L’institut de recherche de la FSU et les éditions Syllepse coéditent l’étude que Loïc Le Bars consacre à Eugène Péaud (1905-1976). Cet ouvrage préfacé par Claude Pennetier attire l’attention du lecteur sur le parcours d’un militant emblématique d’une époque où le syndicalisme fut un foyer révolutionnaire dans une région, la Vendée, dominée par les courants les plus réactionnaires de la droite catholique française. Dans son avant-propos, Jean Péaud situe d’emblée l’intérêt de l’ouvrage consacré à son père en citant Jean Maîtron. Il souligne dans son texte inaugural « le rôle de levier méconnu de l’histoire » joué par cette génération de militants dévoués, actifs, énergiques, qui, quoi qu’il leur en coûtât sur le plan personnel et politique, restèrent toujours fidèles à leurs convictions politiques. Ce fils d’instituteurs, lui-même instituteur, joua en effet un rôle important dans le mouvement socialiste révolutionnaire vendéen. Il s’inscrit dans une tradition et une histoire qui vit des personnages comme Maurice Dommanget, entre autres, mettre leurs talents d’historiens et d’animateurs politiques au service des combats menés par le syndicalisme ouvrier de leur temps. Figures qui marquèrent la grande époque de la CGTU et qui furent de tous les combats, de toutes les révoltes, de toutes les résistances, y compris face à l’appareil bureaucratique du mouvement ouvrier dans un contexte particulièrement agité.

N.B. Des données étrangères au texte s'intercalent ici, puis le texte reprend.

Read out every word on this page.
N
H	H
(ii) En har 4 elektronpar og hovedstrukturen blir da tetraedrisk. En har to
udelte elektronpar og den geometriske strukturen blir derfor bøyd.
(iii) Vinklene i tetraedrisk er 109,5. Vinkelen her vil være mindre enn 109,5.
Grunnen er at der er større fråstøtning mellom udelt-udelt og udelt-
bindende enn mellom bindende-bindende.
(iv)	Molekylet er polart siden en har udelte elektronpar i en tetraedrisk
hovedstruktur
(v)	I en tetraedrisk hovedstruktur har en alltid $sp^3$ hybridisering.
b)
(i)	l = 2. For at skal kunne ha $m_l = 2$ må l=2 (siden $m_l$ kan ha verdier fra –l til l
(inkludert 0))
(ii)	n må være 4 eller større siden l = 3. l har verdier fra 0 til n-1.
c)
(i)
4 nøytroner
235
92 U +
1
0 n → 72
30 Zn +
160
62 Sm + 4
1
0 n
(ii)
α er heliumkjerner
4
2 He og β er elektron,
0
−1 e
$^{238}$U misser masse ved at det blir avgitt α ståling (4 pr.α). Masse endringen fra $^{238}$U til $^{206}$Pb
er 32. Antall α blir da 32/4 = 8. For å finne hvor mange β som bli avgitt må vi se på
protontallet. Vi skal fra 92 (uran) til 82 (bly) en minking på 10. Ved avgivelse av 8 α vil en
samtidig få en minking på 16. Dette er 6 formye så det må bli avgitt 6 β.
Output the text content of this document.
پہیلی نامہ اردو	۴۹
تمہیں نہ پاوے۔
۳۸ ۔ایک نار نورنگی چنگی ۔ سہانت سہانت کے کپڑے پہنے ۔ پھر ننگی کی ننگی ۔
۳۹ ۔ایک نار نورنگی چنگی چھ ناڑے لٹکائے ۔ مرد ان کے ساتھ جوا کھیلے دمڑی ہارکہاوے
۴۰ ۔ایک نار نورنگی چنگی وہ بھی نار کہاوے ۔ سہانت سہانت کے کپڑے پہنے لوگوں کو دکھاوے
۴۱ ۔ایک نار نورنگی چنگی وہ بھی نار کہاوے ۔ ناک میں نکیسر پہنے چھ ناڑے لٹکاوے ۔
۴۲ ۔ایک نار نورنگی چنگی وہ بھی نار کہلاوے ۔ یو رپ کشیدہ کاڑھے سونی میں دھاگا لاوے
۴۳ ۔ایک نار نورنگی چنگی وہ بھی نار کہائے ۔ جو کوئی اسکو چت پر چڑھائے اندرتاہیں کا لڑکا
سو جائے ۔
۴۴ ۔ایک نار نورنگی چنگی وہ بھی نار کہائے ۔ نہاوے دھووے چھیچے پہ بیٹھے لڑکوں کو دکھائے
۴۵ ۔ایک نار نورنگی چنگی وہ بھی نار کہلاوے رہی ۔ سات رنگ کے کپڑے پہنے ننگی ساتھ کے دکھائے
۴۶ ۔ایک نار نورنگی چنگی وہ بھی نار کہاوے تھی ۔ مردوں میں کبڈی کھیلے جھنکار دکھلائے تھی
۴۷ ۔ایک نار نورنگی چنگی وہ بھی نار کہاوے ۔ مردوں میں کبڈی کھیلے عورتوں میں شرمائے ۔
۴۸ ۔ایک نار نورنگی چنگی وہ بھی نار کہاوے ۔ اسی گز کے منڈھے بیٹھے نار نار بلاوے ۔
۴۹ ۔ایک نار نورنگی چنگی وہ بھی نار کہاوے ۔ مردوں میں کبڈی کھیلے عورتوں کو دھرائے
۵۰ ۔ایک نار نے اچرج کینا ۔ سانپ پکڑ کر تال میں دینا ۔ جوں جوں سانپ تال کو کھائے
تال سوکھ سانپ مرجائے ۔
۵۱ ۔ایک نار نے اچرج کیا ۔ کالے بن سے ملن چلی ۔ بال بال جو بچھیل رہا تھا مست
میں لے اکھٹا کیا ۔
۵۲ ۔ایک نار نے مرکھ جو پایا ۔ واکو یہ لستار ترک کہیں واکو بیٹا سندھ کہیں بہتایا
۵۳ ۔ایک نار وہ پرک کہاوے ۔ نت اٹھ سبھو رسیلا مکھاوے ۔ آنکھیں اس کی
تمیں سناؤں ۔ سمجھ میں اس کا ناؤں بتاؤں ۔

Toujours attentif à protéger l’autonomie des unions locales, Eugène Péaud, homme de terrain, porté par un inaltérable esprit critique, faisait face aux manœuvres des appareils, exprimait si nécessaire ses critiques avec une sincérité de conviction qui force le respect. Ce qui le conduisit assez naturellement à se faire exclure du Parti communiste en 1928 par Charles Tillon. Ensuite, il se rapprocha des trotskistes et des communistes de gauche, vis-à-vis desquels il garda toujours une distance critique, puis rejoignit le combat de la gauche révolutionnaire aux côtés de Marceau Pivert au sein de la SFIO. Après la guerre, il fut de toutes les tentatives pour réactiver ce courant d’idée. Pour ces militants comprimés entre un PCF hégémonique au stalinisme flamboyant et assumé, une SFIO plus politicienne que jamais, et des trotskistes en crise, croisant sur leur route des chrétiens de gauche tout à fait respectables, l’affaire ne fut jamais simple. Et pourtant, malgré les échecs et les déceptions, Eugène Péaud n’abandonna jamais la partie. En 1958, il fut de ceux qui créèrent le PSU. Ce qui est remarquable dans le travail de Loïc Le Bars, c’est que l’homme est toujours présent à travers le militant.